Цепи 2 (страница 7)

Страница 7

Ни Агата, ни Наталья (агент Роберта) меня не видят. Зато я отлично их вижу и слышу, о чём они разговаривают по видеозвонку.

– Так, со съёмками в Останкино разобрались, – выдыхает Наталья, щёлкает ручкой и делает пометки в своём блокноте. – Завтра премьера спектакля Аниты Власовой. А мы так и не договорились.

– Там будет столько народа! Они и так не пересекутся, – хмыкает Агата.

– И всё же, давай делать свою работу. Скандалы не нужны ни моему, ни твоей, – строгим тоном командует Наталья. – Роберт прибудет на премьеру со своей семьёй в 17:40, за двадцать минут до начала. Десять минут пробудет у входа на красной дорожке перед камерами, затем уйдёт в левое крыло на балкон.

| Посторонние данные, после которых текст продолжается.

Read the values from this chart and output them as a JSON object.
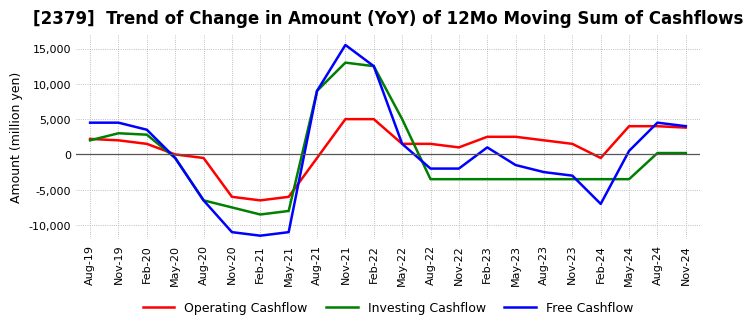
{
  "title": "[2379]  Trend of Change in Amount (YoY) of 12Mo Moving Sum of Cashflows",
  "ylabel": "Amount (million yen)",
  "ylim": [
    -12000,
    17000
  ],
  "yticks": [
    -10000,
    -5000,
    0,
    5000,
    10000,
    15000
  ],
  "x_labels": [
    "Aug-19",
    "Nov-19",
    "Feb-20",
    "May-20",
    "Aug-20",
    "Nov-20",
    "Feb-21",
    "May-21",
    "Aug-21",
    "Nov-21",
    "Feb-22",
    "May-22",
    "Aug-22",
    "Nov-22",
    "Feb-23",
    "May-23",
    "Aug-23",
    "Nov-23",
    "Feb-24",
    "May-24",
    "Aug-24",
    "Nov-24"
  ],
  "operating": [
    2200,
    2000,
    1500,
    0,
    -500,
    -6000,
    -6500,
    -6000,
    -500,
    5000,
    5000,
    1500,
    1500,
    1000,
    2500,
    2500,
    2000,
    1500,
    -500,
    4000,
    4000,
    3800
  ],
  "investing": [
    2000,
    3000,
    2800,
    -500,
    -6500,
    -7500,
    -8500,
    -8000,
    9000,
    13000,
    12500,
    5000,
    -3500,
    -3500,
    -3500,
    -3500,
    -3500,
    -3500,
    -3500,
    -3500,
    200,
    200
  ],
  "free": [
    4500,
    4500,
    3500,
    -500,
    -6500,
    -11000,
    -11500,
    -11000,
    9000,
    15500,
    12500,
    1500,
    -2000,
    -2000,
    1000,
    -1500,
    -2500,
    -3000,
    -7000,
    500,
    4500,
    4000
  ],
  "op_color": "#ff0000",
  "inv_color": "#008000",
  "free_color": "#0000ff",
  "bg_color": "#ffffff",
  "grid_color": "#aaaaaa",
  "title_fontsize": 12,
  "label_fontsize": 9,
  "tick_fontsize": 8
}
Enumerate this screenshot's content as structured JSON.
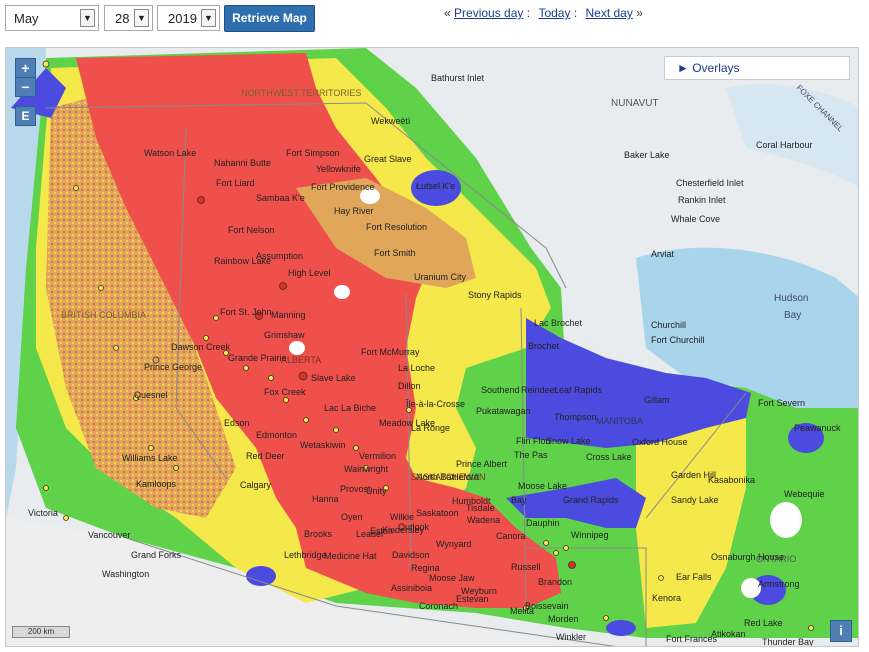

– Отлично! – не глядя в экран, заявляет Агата, разглядывая графики моего расписания в своей записной книжке. – Тогда Лара приедет к шести. Как всегда немного опоздает. На дорожке пробудет две минуты, улыбнётся паре объективов и уйдёт в правое крыло, в ложу.

– А после спектакля?

– Что значит после? Ты Лару не знаешь? Она сбежит до первого антракта, даст быструю рецензию репортёрам о том, что представление – редкостное говно, и смоется через чёрный вход.

– Её боялись даже критики, – смеётся Наталья. – Ладно, если так, то всё отлично. Роберт не посмеет уйти раньше времени. Будет спать на балконе до самого конца.

Они прощаются, и я сажусь к Агате за столик. Округлённые глаза агента выдают испуг.

– И давно вы так делаете? – спрашиваю без эмоций, потрясённая увиденным. Всё это время я наивно верила в судьбу и в то, что именно она разводит нас с Робертом по разным параллелям. А оказывается, каждый наш шаг планируется задолго до того, как мы ступим на землю.

– Сразу после вашего расставания, – как на духу отвечает Агата.

– Это он попросил?

Агата только кивает.

– На вот, духи тебе привезла, – ставлю рядом с ноутбуком новенькую коробочку. – Передай Наталье, что я могу вообще не появляться там, куда ходит этот подонок.

Резко встаю со стула.

– Лар… – Агата кричит мне в спину.

Выхожу на улицу и не знаю, куда себя деть, где спрятаться от эмоций, что выворачивают душу. Выжимают из сердца фреш до последней капли.

Я его ненавижу. И нет в этих чувствах никакой любви, ничего светлого, доброго. Ничего общего с тем, что я испытывала, когда мы были вместе.

Но он мне нужен.

Как воздух, как солнце Земле, как вера христианам. Однажды он стал моим богом, и эта вера никуда не делась. Если бы могла, я бы отрубила себе голову, чтобы забыть о нём. Легла бы под нож хирургу, чтобы мне вырезали сердце, удалили опухоль с его именем.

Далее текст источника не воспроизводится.